Gary Black said Tesla may need to expand unsupervised autonomy into markets serving 50% of the U.S. population, but will likely need FSD efficacy to reach 99.99% first.
- Black warned that TSLA shares may continue to lag the Nasdaq until its unsupervised robotaxi fleet scales.
- He questioned Dan Ives’ $600 bull case, noting that Tesla’s unsupervised fleet appears to be stalled at around 40 vehicles.
- Black said higher gas prices could support EV deliveries, but Tesla’s nearly 200x P/E is still hard to defend.
Shares of Tesla, Inc. (TSLA) are on pace for their worst month in over a year. Gary Black, managing director of The Future Fund, warned that the EV maker may continue to trail the Nasdaq until its unsupervised robotaxi fleet scales to more than 40 vehicles.
TSLA stock snapped a three-session losing streak on Friday, ending 1% higher at $379.71.
TSLA’s Nasdaq Lag Deepens
Black noted on X that Tesla is down 15% year-to-date, compared with a 16% gain for the Nasdaq 100, as the company’s unsupervised autonomous-driving rollout “continues to sputter.” Black took aim at Tesla bull Dan Ives’ call that the stock is headed to $600, saying that the path depends heavily on whether Tesla can scale its unsupervised autonomy fleet. “We remain skeptical with TSLA’s unsupervised autonomy fleet seemingly stalled at around 40 vehicles until efficacy improves,” Black said.
He added that some Tesla bulls are wrongly counting supervised vehicles, which use front-seat safety monitors, in their robotaxi fleet assumptions. Black called that “misleading.”
Robotaxi Scale Key To TSLA Rebound
Black said that Tesla has underperformed the Nasdaq 100 over one, three and five-year periods. Over three years, Tesla is up 48% versus 95% for the index, while over five years it is up 67% versus 99%. “I expect TSLA to continue to underperform NDX until unsupervised autonomy scales,” Black said. He said that Tesla may need to move from about 40 unsupervised vehicles to markets covering 50% of the U.S. population, citing a target that CEO Elon Musk laid out on Tesla’s July 2025 earnings call.

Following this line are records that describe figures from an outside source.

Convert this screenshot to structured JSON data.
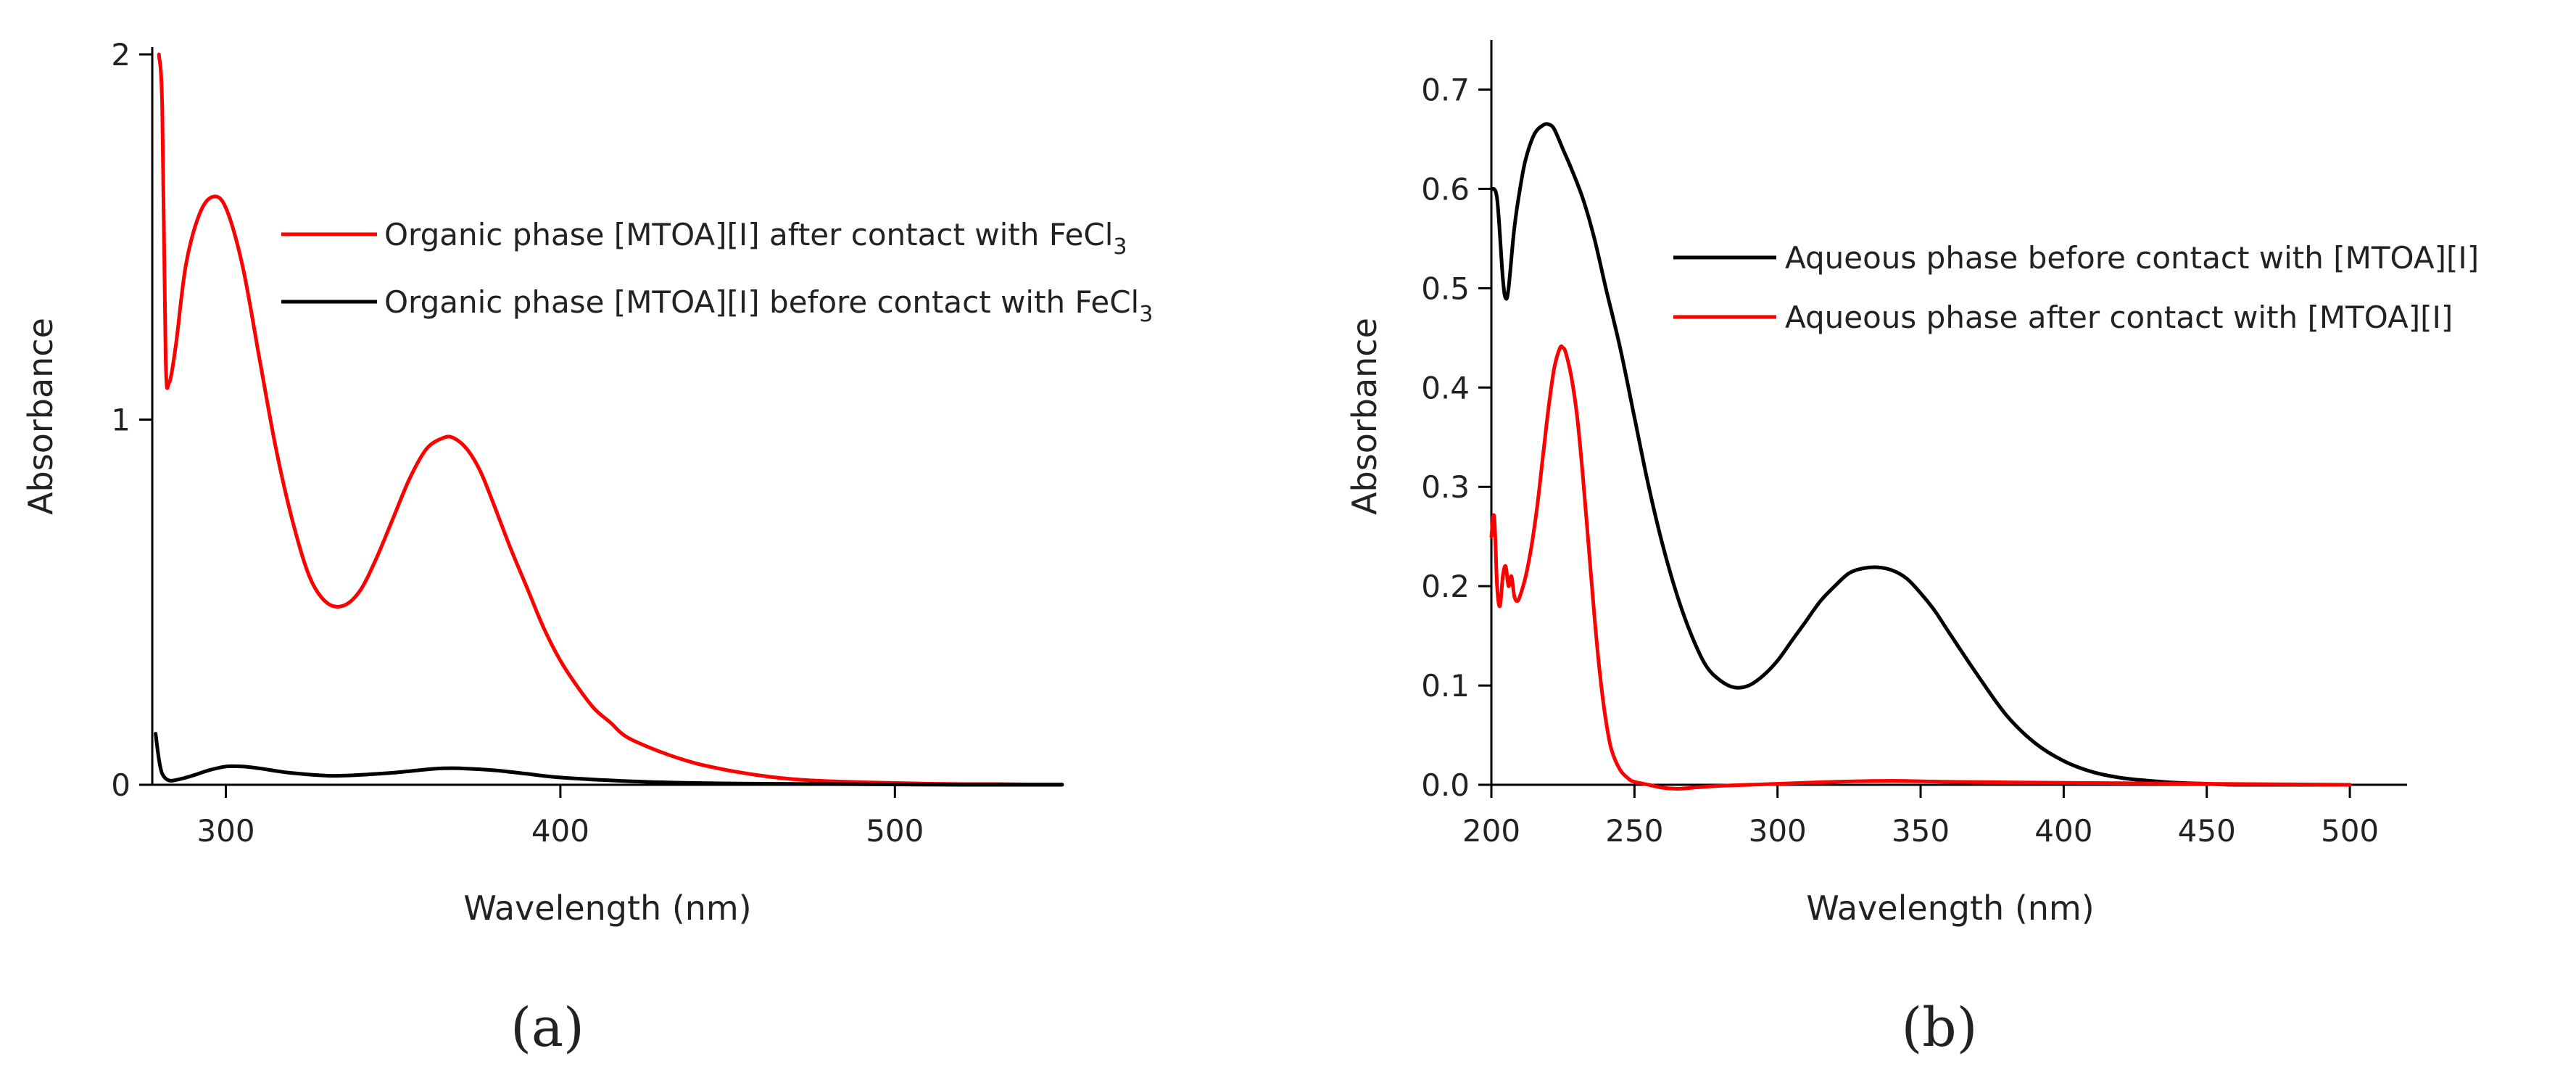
{
  "chart_data": [
    {
      "panel": "(a)",
      "type": "line",
      "xlabel": "Wavelength (nm)",
      "ylabel": "Absorbance",
      "xlim": [
        278,
        550
      ],
      "ylim": [
        0,
        2
      ],
      "xticks": [
        300,
        400,
        500
      ],
      "yticks": [
        0,
        1,
        2
      ],
      "legend_position": "top-right",
      "series": [
        {
          "name": "Organic phase [MTOA][I] after contact with FeCl",
          "name_subscript": "3",
          "color": "#ff0000",
          "x": [
            280,
            281,
            282,
            283,
            285,
            288,
            292,
            296,
            300,
            305,
            310,
            315,
            320,
            325,
            330,
            335,
            340,
            345,
            350,
            355,
            360,
            365,
            368,
            372,
            376,
            380,
            385,
            390,
            395,
            400,
            405,
            410,
            415,
            420,
            430,
            440,
            450,
            460,
            470,
            480,
            490,
            500,
            510,
            520,
            530,
            540,
            550
          ],
          "y": [
            2.0,
            1.85,
            1.17,
            1.1,
            1.2,
            1.42,
            1.56,
            1.61,
            1.58,
            1.42,
            1.17,
            0.92,
            0.72,
            0.57,
            0.5,
            0.49,
            0.53,
            0.62,
            0.73,
            0.84,
            0.92,
            0.95,
            0.95,
            0.92,
            0.86,
            0.77,
            0.65,
            0.54,
            0.43,
            0.34,
            0.27,
            0.21,
            0.17,
            0.13,
            0.09,
            0.06,
            0.04,
            0.025,
            0.015,
            0.01,
            0.007,
            0.005,
            0.003,
            0.002,
            0.002,
            0.001,
            0.001
          ]
        },
        {
          "name": "Organic phase [MTOA][I] before contact with FeCl",
          "name_subscript": "3",
          "color": "#000000",
          "x": [
            279,
            280,
            281,
            283,
            286,
            290,
            295,
            300,
            305,
            310,
            315,
            320,
            330,
            335,
            340,
            350,
            360,
            365,
            370,
            380,
            390,
            400,
            420,
            440,
            460,
            480,
            500,
            520,
            550
          ],
          "y": [
            0.14,
            0.07,
            0.03,
            0.012,
            0.015,
            0.025,
            0.04,
            0.05,
            0.05,
            0.045,
            0.038,
            0.032,
            0.025,
            0.025,
            0.027,
            0.033,
            0.042,
            0.045,
            0.045,
            0.04,
            0.03,
            0.02,
            0.01,
            0.005,
            0.003,
            0.002,
            0.001,
            0.0,
            0.0
          ]
        }
      ]
    },
    {
      "panel": "(b)",
      "type": "line",
      "xlabel": "Wavelength (nm)",
      "ylabel": "Absorbance",
      "xlim": [
        200,
        520
      ],
      "ylim": [
        0,
        0.75
      ],
      "xticks": [
        200,
        250,
        300,
        350,
        400,
        450,
        500
      ],
      "yticks": [
        "0.0",
        "0.1",
        "0.2",
        "0.3",
        "0.4",
        "0.5",
        "0.6",
        "0.7"
      ],
      "legend_position": "top-right",
      "series": [
        {
          "name": "Aqueous phase before contact with [MTOA][I]",
          "color": "#000000",
          "x": [
            200,
            202,
            204,
            205,
            206,
            208,
            210,
            212,
            215,
            218,
            220,
            222,
            225,
            228,
            232,
            236,
            240,
            245,
            250,
            255,
            260,
            265,
            270,
            275,
            280,
            285,
            290,
            295,
            300,
            305,
            310,
            315,
            320,
            325,
            330,
            335,
            340,
            345,
            350,
            355,
            360,
            370,
            380,
            390,
            400,
            410,
            420,
            430,
            440,
            450,
            460,
            480,
            500
          ],
          "y": [
            0.6,
            0.59,
            0.51,
            0.49,
            0.5,
            0.56,
            0.6,
            0.63,
            0.655,
            0.664,
            0.665,
            0.66,
            0.64,
            0.62,
            0.59,
            0.55,
            0.5,
            0.44,
            0.37,
            0.3,
            0.24,
            0.19,
            0.15,
            0.12,
            0.105,
            0.098,
            0.1,
            0.11,
            0.125,
            0.145,
            0.165,
            0.185,
            0.2,
            0.213,
            0.218,
            0.219,
            0.216,
            0.208,
            0.193,
            0.175,
            0.153,
            0.11,
            0.07,
            0.042,
            0.024,
            0.013,
            0.007,
            0.004,
            0.002,
            0.001,
            0.0,
            0.0,
            0.0
          ]
        },
        {
          "name": "Aqueous phase after contact with [MTOA][I]",
          "color": "#ff0000",
          "x": [
            200,
            201,
            202,
            203,
            204,
            205,
            206,
            207,
            208,
            209,
            210,
            212,
            214,
            216,
            218,
            220,
            222,
            224,
            225,
            226,
            228,
            230,
            232,
            234,
            236,
            238,
            240,
            242,
            245,
            248,
            250,
            255,
            260,
            265,
            270,
            280,
            290,
            300,
            320,
            340,
            360,
            400,
            450,
            500
          ],
          "y": [
            0.25,
            0.27,
            0.2,
            0.18,
            0.21,
            0.22,
            0.2,
            0.21,
            0.19,
            0.185,
            0.19,
            0.21,
            0.24,
            0.28,
            0.33,
            0.38,
            0.42,
            0.44,
            0.44,
            0.435,
            0.41,
            0.37,
            0.31,
            0.24,
            0.17,
            0.11,
            0.065,
            0.035,
            0.015,
            0.006,
            0.003,
            0.0,
            -0.003,
            -0.004,
            -0.003,
            -0.001,
            0.0,
            0.001,
            0.003,
            0.004,
            0.003,
            0.002,
            0.001,
            0.0
          ]
        }
      ]
    }
  ]
}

Black does not expect that scale-up until Tesla’s Full Self-Driving (FSD) efficacy improves. He estimates Tesla’s FSD efficacy is currently around 99%, or one intervention every 100 drives. In his view, Tesla needs to reach 99.99%, or one intervention every 10,000 drives, before unsupervised autonomy can scale decently. The gap, he argued, remains the central issue for investors trying to justify Tesla’s robotaxi premium.

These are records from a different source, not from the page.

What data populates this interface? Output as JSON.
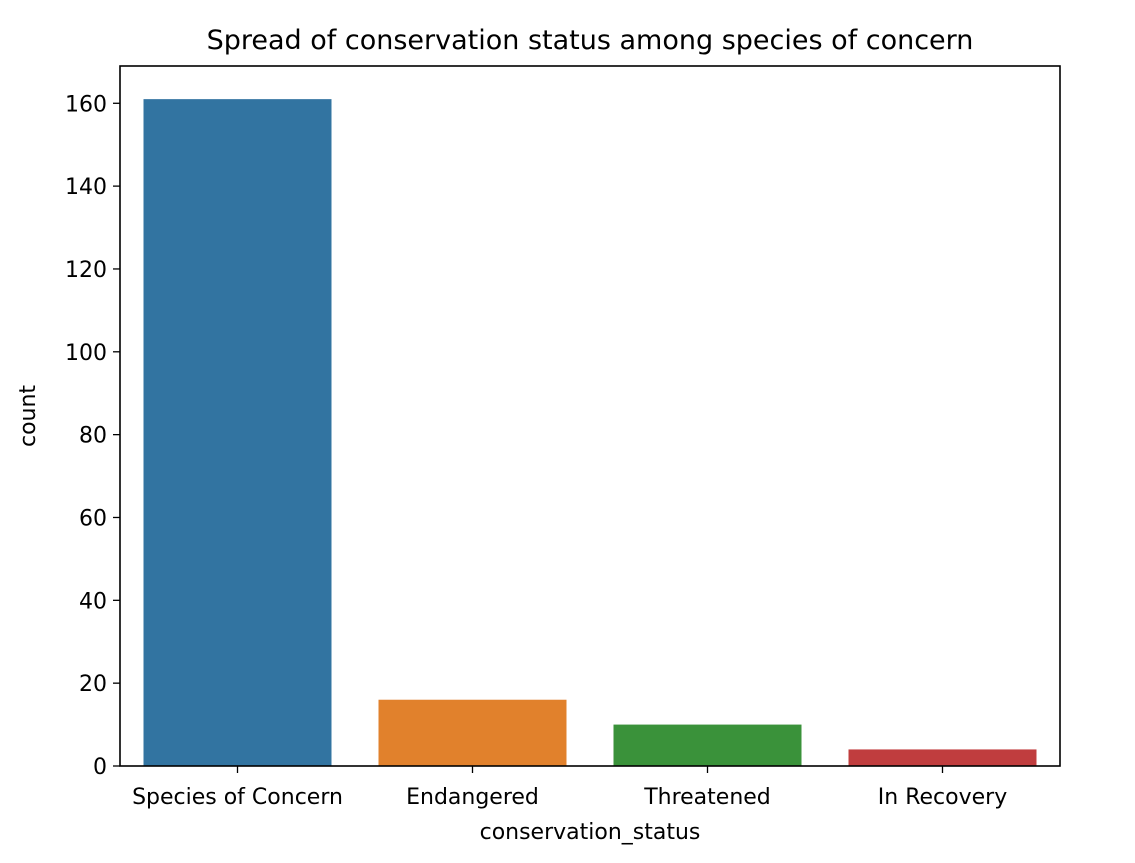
{
  "chart_data": {
    "type": "bar",
    "title": "Spread of conservation status among species of concern",
    "xlabel": "conservation_status",
    "ylabel": "count",
    "categories": [
      "Species of Concern",
      "Endangered",
      "Threatened",
      "In Recovery"
    ],
    "values": [
      161,
      16,
      10,
      4
    ],
    "colors": [
      "#3274a1",
      "#e1812c",
      "#3a923a",
      "#c03d3e"
    ],
    "ylim": [
      0,
      169
    ],
    "yticks": [
      0,
      20,
      40,
      60,
      80,
      100,
      120,
      140,
      160
    ],
    "grid": false
  }
}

Texas Crash Adds To FSD Scrutiny
Black’s comments come after the National Highway Traffic Safety Administration (NHTSA) opened a special crash investigation into a Tesla Model 3 crash in Katy, Texas, that killed 76-year-old Martha Avila. Authorities said that the driver told investigators he had been using Tesla’s partially automated driving systems when the vehicle left its lane and hit a home. Musk pushed back, saying that the crash “makes no sense” because “FSD drives slowly through neighborhood streets and this was a high speed crash.”
Tesla Autopilot Vice President Ashok Elluswamy claimed that the driver manually overrode the self-driving mode by pressing the accelerator to 100%, reaching 73 mph during the crash. The driver’s claim and Tesla executives’ statements are still under investigation.

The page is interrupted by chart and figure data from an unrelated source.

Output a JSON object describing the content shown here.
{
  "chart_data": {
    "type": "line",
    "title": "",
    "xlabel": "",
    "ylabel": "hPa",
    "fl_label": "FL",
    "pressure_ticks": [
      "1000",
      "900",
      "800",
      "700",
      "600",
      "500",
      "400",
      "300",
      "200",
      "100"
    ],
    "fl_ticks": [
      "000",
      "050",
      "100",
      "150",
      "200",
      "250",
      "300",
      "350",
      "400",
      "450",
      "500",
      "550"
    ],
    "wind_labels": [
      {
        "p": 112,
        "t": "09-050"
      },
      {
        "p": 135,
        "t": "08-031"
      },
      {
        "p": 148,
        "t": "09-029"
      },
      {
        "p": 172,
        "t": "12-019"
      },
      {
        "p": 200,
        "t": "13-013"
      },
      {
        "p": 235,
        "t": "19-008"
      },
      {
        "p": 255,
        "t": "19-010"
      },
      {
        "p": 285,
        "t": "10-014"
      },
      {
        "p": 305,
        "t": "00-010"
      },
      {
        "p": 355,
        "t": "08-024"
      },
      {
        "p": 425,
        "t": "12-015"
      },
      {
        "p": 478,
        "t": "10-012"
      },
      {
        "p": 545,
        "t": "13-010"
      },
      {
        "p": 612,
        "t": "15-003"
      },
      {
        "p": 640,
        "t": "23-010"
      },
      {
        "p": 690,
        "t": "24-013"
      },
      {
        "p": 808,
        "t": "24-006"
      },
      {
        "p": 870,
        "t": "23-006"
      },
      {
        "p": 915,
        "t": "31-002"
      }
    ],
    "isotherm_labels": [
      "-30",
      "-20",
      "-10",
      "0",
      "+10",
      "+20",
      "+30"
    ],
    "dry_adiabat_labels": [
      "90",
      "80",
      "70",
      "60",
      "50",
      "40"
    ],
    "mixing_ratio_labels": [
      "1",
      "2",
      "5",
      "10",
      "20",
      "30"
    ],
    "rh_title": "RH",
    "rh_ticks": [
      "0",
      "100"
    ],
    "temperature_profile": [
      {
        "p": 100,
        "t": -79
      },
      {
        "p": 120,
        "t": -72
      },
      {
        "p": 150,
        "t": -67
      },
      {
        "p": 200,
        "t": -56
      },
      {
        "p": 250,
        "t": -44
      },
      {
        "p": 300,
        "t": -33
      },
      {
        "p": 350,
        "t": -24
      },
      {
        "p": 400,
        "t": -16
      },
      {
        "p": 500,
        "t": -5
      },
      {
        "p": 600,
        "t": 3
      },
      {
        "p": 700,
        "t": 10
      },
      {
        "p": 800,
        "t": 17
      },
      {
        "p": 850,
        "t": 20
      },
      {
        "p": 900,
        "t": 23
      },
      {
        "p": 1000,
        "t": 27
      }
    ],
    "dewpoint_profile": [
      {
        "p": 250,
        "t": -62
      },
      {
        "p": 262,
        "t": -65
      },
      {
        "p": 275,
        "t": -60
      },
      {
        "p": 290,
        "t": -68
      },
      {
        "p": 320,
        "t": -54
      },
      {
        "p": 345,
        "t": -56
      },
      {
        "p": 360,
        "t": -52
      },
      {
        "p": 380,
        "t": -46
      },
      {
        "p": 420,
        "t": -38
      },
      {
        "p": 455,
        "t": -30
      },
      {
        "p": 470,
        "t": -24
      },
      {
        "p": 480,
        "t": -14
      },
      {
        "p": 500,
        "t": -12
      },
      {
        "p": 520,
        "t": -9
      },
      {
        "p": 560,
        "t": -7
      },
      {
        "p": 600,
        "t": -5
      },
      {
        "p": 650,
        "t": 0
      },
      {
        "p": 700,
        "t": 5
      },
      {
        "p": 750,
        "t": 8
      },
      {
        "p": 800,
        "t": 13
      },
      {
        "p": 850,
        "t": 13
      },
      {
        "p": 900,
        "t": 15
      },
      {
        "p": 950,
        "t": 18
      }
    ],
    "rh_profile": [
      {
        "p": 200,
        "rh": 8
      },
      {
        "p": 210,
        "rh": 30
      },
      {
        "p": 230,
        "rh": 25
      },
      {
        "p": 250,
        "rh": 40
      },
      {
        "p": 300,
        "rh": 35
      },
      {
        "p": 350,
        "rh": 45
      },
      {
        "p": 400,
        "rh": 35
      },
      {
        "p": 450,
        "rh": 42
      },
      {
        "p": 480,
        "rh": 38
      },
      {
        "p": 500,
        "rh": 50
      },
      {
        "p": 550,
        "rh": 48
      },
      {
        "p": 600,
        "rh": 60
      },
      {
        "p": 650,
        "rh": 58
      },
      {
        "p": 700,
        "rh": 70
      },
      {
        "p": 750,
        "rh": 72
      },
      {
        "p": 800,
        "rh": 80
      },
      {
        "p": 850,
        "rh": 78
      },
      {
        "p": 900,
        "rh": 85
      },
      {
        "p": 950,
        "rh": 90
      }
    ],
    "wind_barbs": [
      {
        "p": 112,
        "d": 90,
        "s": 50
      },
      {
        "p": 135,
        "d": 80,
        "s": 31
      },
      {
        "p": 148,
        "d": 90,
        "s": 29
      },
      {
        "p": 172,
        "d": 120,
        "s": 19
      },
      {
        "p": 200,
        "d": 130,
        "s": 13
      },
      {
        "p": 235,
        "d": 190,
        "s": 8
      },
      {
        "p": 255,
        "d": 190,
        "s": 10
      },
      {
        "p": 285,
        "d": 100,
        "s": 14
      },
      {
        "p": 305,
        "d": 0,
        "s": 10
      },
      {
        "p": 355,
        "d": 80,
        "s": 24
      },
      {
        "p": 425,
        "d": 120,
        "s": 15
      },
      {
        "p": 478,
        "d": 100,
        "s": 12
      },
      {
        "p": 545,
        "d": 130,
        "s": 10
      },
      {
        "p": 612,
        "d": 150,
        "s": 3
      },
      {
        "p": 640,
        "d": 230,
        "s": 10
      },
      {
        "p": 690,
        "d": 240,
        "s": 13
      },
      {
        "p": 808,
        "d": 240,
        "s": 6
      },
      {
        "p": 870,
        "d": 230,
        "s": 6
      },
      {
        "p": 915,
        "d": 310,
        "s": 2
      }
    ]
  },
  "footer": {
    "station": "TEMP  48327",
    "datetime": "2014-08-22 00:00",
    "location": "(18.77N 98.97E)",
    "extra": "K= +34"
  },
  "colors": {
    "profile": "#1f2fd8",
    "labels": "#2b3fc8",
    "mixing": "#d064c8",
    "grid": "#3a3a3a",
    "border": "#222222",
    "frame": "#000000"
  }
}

Tesla’s robotaxi scale has also faced fresh comparison with rivals. Texas autonomous-vehicle registration data last month showed that Tesla had 42 authorized driverless vehicles in the state, compared with 577 for Alphabet-owned Waymo.
Shrinking Earnings Pressure TSLA
Black said that Tesla and other EV makers could benefit in the second quarter from “stubbornly high” gas prices, which may support deliveries.Tesla’s consensus delivery estimates point to a 6% year-over-year gain in the second quarter and a 1% rise for 2026, suggesting deliveries may avoid a third straight annual decline.
However, Black said EVs remain core to Tesla’s business, accounting for 72% of gross profit, making a 200x P/E harder to defend, while earnings shrink and unsupervised autonomy remains stalled. Black also dismissed speculation that SpaceX could acquire Tesla as a “silly idea,” citing potential dilution and governance concerns.
How Do Retail Traders Feel About TSLA?
On Stocktwits, retail sentiment for TSLA was ‘bearish’ amid a 9% rise in 24-hour message volumes. The ticker’s water base has also climbed just 2% over the past year, indicating modest retail interest in the stock.

So far this year, Tesla’s stock has lagged its “Magnificent Seven” peers, making it the group’s third-worst performer, down about 16%. Even so, Tesla’s forward price-to-earnings ratio of roughly 180x is by far the highest multiple among the Magnificent Seven stocks.